Seven Years and One Month Since Microsoft’s Funeral for the iPhone engadget.com

Peter Bright reports for Ars Technica earlier this week:

During the weekend, Microsoft’s Joe Belfiore tweeted confirmation of something that has been suspected for many months: Microsoft is no longer developing new features or new hardware for Windows Mobile. Existing supported phones will receive bug fixes and security updates, but the platform is essentially now in maintenance mode.

Microsoft already announced last year that they would stop making phones, and I expected this announcement would follow sooner than it actually did. Nevertheless, it’s unsurprising, and made worse by a cringeworthy funereal procession that Microsoft held for shipping Windows Phone 7 — their first try at an iPhone OS competitor — three and a half years after Apple first demonstrated the iPhone.

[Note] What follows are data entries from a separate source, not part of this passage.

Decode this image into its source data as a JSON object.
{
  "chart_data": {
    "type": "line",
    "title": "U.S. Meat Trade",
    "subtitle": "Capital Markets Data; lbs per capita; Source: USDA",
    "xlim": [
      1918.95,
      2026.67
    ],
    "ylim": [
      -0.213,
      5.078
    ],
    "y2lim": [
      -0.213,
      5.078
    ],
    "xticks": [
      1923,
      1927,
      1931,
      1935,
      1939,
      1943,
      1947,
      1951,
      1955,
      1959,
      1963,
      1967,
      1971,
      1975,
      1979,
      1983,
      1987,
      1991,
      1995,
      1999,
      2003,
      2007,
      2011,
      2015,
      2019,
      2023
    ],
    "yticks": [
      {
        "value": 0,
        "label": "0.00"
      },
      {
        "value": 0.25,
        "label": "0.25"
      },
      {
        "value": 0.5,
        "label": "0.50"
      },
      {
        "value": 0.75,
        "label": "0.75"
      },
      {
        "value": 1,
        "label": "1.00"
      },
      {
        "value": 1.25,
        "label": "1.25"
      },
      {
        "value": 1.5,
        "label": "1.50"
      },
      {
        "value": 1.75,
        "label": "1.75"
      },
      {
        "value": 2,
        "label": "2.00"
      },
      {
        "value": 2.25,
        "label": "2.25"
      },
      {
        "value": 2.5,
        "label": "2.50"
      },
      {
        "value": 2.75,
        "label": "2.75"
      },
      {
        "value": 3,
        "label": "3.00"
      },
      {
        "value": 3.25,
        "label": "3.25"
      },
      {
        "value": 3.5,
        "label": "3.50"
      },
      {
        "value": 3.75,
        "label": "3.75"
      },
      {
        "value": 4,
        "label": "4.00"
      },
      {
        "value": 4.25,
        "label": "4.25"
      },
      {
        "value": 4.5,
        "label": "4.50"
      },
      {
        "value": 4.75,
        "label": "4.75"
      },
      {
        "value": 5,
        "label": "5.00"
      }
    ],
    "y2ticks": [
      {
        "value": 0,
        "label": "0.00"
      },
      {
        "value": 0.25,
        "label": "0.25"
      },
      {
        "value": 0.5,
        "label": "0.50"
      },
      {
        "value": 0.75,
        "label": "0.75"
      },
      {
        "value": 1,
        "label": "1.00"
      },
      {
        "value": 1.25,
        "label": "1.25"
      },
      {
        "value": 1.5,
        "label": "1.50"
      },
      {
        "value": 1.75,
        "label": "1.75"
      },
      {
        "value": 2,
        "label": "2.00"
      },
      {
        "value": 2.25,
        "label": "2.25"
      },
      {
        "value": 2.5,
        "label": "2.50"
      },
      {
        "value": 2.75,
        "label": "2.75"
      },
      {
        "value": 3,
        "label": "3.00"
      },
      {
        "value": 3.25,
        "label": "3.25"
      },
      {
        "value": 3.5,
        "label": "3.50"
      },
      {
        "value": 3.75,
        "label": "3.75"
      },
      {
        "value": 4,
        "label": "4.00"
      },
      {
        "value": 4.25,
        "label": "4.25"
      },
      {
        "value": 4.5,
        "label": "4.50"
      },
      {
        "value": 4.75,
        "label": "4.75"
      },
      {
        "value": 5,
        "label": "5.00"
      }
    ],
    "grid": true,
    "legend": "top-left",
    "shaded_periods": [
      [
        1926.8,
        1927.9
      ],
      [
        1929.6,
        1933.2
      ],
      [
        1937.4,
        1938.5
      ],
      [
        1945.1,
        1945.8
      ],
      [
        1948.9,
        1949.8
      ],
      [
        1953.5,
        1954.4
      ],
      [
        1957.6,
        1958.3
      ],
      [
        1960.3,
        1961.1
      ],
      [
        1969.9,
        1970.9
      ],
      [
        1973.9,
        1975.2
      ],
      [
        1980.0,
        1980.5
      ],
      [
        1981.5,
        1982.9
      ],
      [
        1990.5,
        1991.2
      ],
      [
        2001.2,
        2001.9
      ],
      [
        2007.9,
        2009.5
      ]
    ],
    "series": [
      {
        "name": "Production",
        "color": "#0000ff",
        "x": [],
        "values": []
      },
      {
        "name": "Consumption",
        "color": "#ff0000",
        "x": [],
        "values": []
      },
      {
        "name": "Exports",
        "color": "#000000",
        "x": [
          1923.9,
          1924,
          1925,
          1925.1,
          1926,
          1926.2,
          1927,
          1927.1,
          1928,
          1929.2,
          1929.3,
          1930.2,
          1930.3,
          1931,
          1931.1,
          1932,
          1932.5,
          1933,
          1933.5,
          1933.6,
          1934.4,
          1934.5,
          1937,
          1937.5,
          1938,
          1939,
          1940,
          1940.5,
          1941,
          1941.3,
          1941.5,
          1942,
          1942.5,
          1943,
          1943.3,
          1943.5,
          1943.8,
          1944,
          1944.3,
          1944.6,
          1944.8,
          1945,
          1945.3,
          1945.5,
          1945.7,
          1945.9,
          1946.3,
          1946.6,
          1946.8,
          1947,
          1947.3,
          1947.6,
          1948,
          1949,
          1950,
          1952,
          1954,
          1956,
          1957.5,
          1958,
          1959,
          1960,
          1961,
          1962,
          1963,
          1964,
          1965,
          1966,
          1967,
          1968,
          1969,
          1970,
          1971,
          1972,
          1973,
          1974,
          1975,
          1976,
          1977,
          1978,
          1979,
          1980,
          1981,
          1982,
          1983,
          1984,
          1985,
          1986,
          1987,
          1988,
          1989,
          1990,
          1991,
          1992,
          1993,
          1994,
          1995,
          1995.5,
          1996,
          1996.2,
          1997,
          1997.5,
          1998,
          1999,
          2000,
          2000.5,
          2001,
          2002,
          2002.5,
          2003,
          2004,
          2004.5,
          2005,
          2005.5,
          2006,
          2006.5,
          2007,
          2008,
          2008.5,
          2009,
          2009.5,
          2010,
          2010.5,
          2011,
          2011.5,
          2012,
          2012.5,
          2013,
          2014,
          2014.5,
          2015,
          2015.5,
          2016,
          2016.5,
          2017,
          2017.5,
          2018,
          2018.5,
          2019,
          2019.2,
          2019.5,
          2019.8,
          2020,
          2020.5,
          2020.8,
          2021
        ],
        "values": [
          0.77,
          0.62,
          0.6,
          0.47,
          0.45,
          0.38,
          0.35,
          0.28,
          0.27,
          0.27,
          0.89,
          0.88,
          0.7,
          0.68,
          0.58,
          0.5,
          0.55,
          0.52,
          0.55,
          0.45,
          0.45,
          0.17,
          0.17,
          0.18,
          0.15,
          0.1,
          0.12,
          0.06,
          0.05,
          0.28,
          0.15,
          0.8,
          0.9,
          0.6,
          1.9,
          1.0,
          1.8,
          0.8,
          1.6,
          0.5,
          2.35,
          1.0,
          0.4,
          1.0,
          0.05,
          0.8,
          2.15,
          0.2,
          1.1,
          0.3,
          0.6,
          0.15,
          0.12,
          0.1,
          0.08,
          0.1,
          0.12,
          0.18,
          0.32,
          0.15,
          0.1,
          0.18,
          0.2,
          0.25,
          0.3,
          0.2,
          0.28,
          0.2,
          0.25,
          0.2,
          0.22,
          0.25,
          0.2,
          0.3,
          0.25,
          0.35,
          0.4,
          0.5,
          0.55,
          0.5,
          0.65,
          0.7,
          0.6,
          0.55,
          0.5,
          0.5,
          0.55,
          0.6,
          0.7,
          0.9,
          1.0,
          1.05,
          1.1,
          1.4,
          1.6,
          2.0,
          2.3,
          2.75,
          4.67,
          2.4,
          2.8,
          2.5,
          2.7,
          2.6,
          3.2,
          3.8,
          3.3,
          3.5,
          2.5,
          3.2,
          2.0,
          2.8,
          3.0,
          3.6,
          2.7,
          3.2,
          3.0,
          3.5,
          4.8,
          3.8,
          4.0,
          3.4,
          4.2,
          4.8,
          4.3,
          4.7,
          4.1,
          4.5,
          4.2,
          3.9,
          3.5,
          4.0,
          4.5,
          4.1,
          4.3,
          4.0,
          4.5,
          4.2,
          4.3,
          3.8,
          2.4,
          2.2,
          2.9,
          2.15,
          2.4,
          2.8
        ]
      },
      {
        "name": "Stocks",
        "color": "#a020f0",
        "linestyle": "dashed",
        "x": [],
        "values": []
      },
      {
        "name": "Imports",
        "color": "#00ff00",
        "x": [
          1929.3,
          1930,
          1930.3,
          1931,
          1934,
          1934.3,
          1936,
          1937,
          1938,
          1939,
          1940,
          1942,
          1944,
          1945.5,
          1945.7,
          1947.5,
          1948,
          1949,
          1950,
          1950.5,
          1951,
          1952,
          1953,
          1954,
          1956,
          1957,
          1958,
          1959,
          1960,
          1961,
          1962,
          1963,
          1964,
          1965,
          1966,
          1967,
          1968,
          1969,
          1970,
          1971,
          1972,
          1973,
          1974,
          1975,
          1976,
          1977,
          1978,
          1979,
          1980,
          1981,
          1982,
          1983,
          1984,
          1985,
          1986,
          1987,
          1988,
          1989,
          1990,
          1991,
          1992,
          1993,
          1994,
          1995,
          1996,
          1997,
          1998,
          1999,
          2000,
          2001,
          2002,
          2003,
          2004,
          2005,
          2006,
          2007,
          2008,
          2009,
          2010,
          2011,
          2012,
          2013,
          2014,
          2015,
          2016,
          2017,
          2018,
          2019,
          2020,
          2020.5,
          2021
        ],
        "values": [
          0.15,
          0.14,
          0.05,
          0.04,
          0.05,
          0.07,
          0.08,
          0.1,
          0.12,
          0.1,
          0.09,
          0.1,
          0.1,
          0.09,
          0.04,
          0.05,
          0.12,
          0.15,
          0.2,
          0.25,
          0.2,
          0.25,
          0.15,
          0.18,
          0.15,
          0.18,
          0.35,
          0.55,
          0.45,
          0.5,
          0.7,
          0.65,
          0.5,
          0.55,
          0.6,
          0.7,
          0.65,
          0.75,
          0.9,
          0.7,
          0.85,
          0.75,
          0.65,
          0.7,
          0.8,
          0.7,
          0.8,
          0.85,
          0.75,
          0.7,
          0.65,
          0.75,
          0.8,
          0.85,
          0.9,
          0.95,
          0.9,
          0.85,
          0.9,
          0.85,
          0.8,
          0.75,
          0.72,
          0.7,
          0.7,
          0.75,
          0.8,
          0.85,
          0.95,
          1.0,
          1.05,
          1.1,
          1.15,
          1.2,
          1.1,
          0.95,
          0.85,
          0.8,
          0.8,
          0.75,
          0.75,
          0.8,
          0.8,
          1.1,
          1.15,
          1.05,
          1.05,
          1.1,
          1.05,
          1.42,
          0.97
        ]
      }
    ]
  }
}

Vlad Savov writing for Engadget in September 2010:

An elaborate parade, replete with hearses and black capes, was organized last week to denote the passing of the BlackBerry and iPhone into the land of unwanted gadgets. We’d say this is done in poor taste, but we don’t enjoy stating the obvious. We will, however, enjoy the fallout from this poorly judged stunt.

They also danced to Michael Jackson’s “Thriller” at the same parade. To be fair to them, BlackBerry really has all but vanished from everyone’s pockets, but its replacements run iOS and Android, not Windows Mobile.